Each of the Corporations Act (Section 562) and the Bankruptcy Act (Section 117) make it abundantly clear that, where the insolvent was insured against claims from third parties, and any proceeds from that insurance are received by a liquidator or the trustee those proceeds (after payment of proper costs) must be passed on to the injured third party.
For example, if a solicitor was negligent and subsequently became bankrupt the client who suffered the loss as a result of the negligence would be entitled to:
- Receive all of the proceeds received from the professional indemnity insurer (net of costs), and
- To prove as a creditor for any shortfall
So the law regarding who is entitled to the insurance proceeds is relatively straight forward; to reiterate the insured gets the funds in the first instance but must pass on the net proceeds to the injured party. Clearly the funds cannot be used generally in the insolvent administration.
What is not so clear, from a practical view point, is who will (or can) take action to recover from the insurance company.

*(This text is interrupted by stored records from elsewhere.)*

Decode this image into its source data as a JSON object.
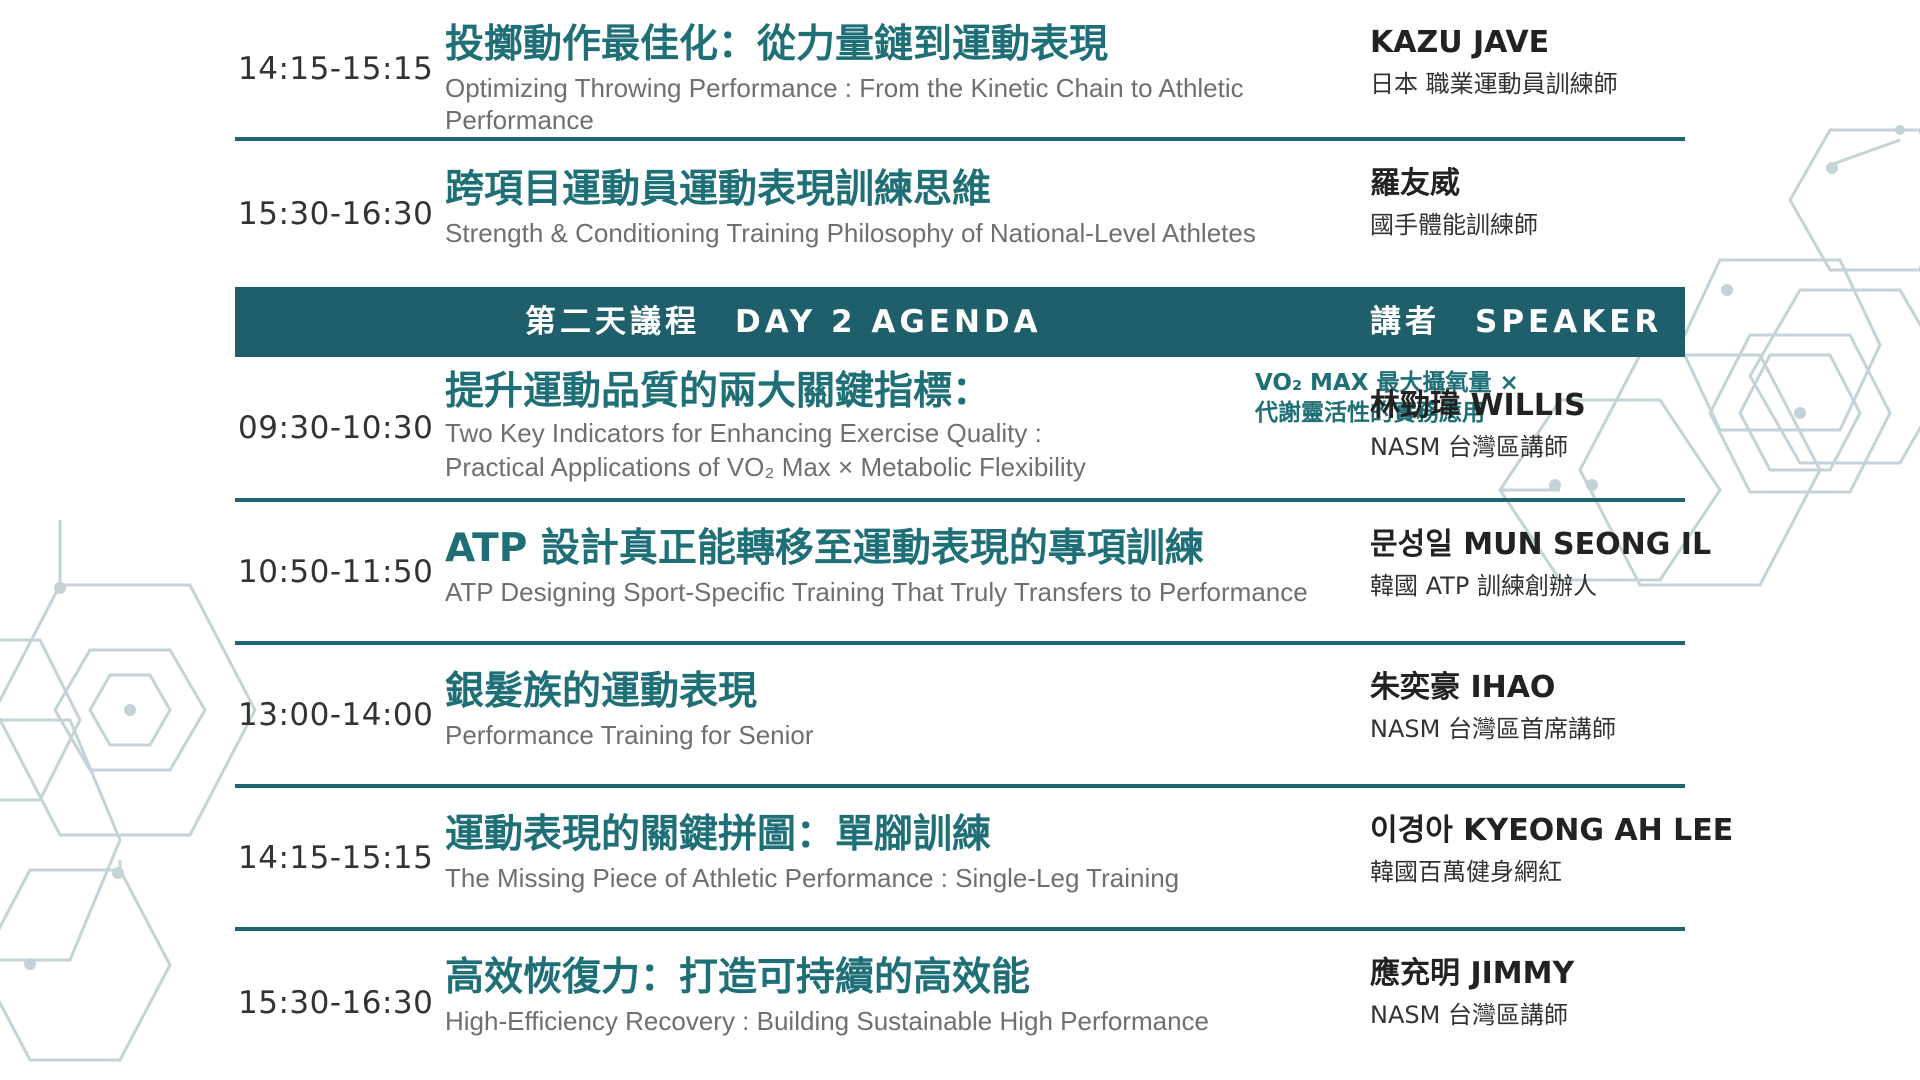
{
  "day1_sessions": [
    {
      "time": "14:15-15:15",
      "title_zh": "投擲動作最佳化：從力量鏈到運動表現",
      "title_en": "Optimizing Throwing Performance : From the Kinetic Chain to Athletic Performance",
      "speaker_name": "KAZU JAVE",
      "speaker_role": "日本 職業運動員訓練師"
    },
    {
      "time": "15:30-16:30",
      "title_zh": "跨項目運動員運動表現訓練思維",
      "title_en": "Strength & Conditioning Training Philosophy of National-Level Athletes",
      "speaker_name": "羅友威",
      "speaker_role": "國手體能訓練師"
    }
  ],
  "day2_header": {
    "agenda_label": "第二天議程　DAY 2 AGENDA",
    "speaker_label": "講者　SPEAKER"
  },
  "day2_sessions": [
    {
      "time": "09:30-10:30",
      "title_zh": "提升運動品質的兩大關鍵指標：",
      "subtitle_line1": "VO₂ MAX 最大攝氧量 ×",
      "subtitle_line2": "代謝靈活性的實務應用",
      "title_en_line1": "Two Key Indicators for Enhancing Exercise Quality :",
      "title_en_line2": "Practical Applications of VO₂ Max × Metabolic Flexibility",
      "speaker_name": "林勁瑋 WILLIS",
      "speaker_role": "NASM 台灣區講師"
    },
    {
      "time": "10:50-11:50",
      "title_zh": "ATP 設計真正能轉移至運動表現的專項訓練",
      "title_en": "ATP Designing Sport-Specific Training That Truly Transfers to Performance",
      "speaker_name": "문성일 MUN SEONG IL",
      "speaker_role": "韓國 ATP 訓練創辦人"
    },
    {
      "time": "13:00-14:00",
      "title_zh": "銀髮族的運動表現",
      "title_en": "Performance Training for Senior",
      "speaker_name": "朱奕豪 IHAO",
      "speaker_role": "NASM 台灣區首席講師"
    },
    {
      "time": "14:15-15:15",
      "title_zh": "運動表現的關鍵拼圖：單腳訓練",
      "title_en": "The Missing Piece of Athletic Performance : Single-Leg Training",
      "speaker_name": "이경아 KYEONG AH LEE",
      "speaker_role": "韓國百萬健身網紅"
    },
    {
      "time": "15:30-16:30",
      "title_zh": "高效恢復力：打造可持續的高效能",
      "title_en": "High-Efficiency Recovery : Building Sustainable High Performance",
      "speaker_name": "應充明 JIMMY",
      "speaker_role": "NASM 台灣區講師"
    }
  ],
  "colors": {
    "accent": "#1f5f6b",
    "title": "#1f6f77",
    "decor": "#b9cdd1"
  }
}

Anecdotally at least some insurance companies will only “pay out” when forced to and forcing them to may involve very considerable legal costs and delays. In such cases insolvency practioners will often be reluctant to get involved. This issue was recently canvassed in Tapp v LawCover Insurance Pty Ltd (2013FCA35), which dealt with the problem in a bankruptcy context.
The following points summarise what guidance can be taken from the decision in Tapp:
- Section 117 of the Bankruptcy Act vests any recovery action against the insurer in the trustee of the bankrupt estate. This is the case notwithstanding that ultimately any proceeds must be paid to the injured party and not used in the estate generally.

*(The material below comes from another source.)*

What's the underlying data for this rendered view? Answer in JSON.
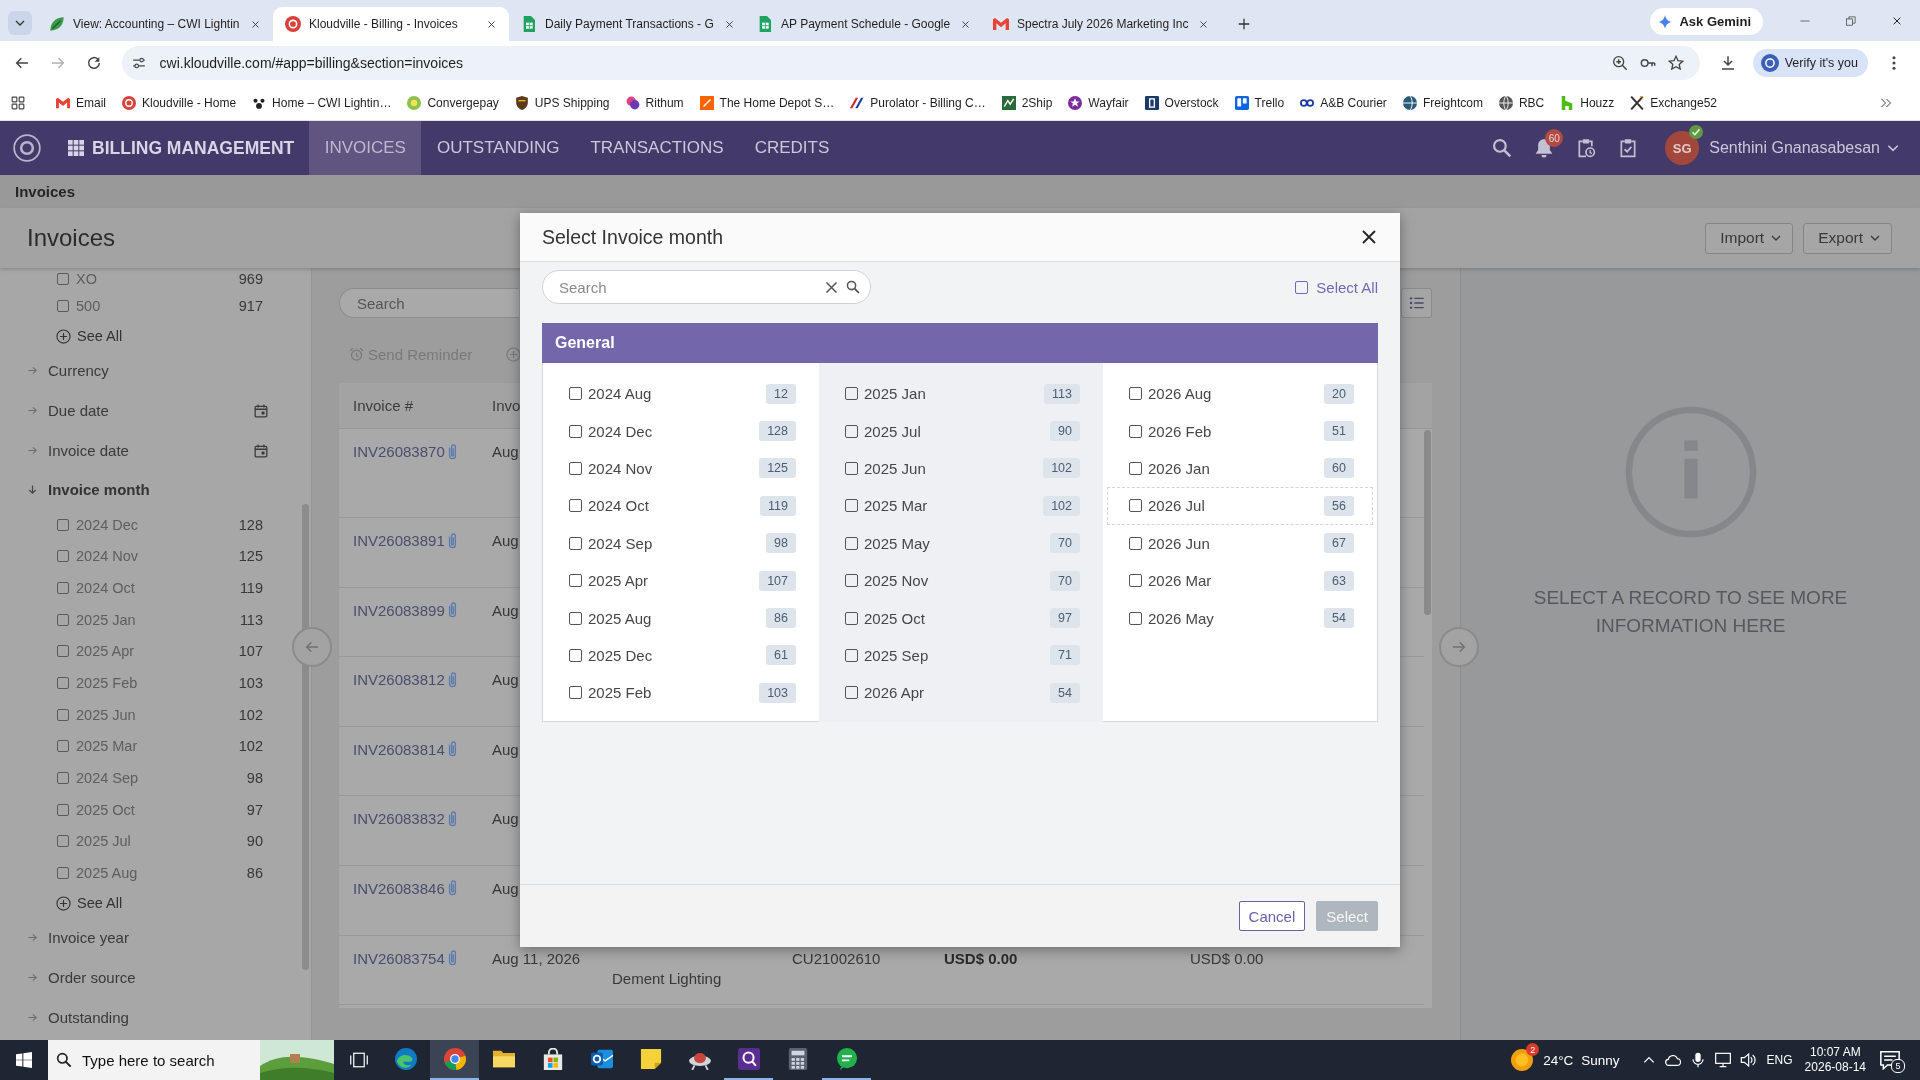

- Section 19 of the Bankruptcy Act obliges all trustees to take appropriate steps to recover property for the benefit of the estate. This refers to all property vested in the trustee including the right to take action against the insurer. Thus the trustee must turn his or her attention, in a timely way, to what steps need to be taken to recover the insurance proceeds.
- Section 19 also imposes a duty on trustees to act “as efficiently as possible by avoiding unnecessary expense” and to act in a “commercially sound way”. This part of the section suggests that the trustee has no obligation to incur costs in a recovery action which he does not believe will be well spent and or recovered.
- Where the trustee does not intend to take or to proceed with action against the insurer he may assign to the injured party the trustee’s right to proceed against the insurer. Although not specifically dealt with in Tapp we suggest that having reached a decision not to proceed the trustee must promptly communicate that decision to the injured party and offer to assign the action on appropriate terms. An alternative strategy open to the trustee is to seek indemnity from the injured party before proceeding.
- The right to take action against the insurer does not lapse on the discharge of the bankrupt. Although the Court was asked to decide this point we would have thought that the position was already clear.
In providing judgment in Tapp the Court was strong in its criticism of the trustee (the Official Trustee) for a perceived failure to efficiently carry out its duties under s19 of the Bankruptcy Act.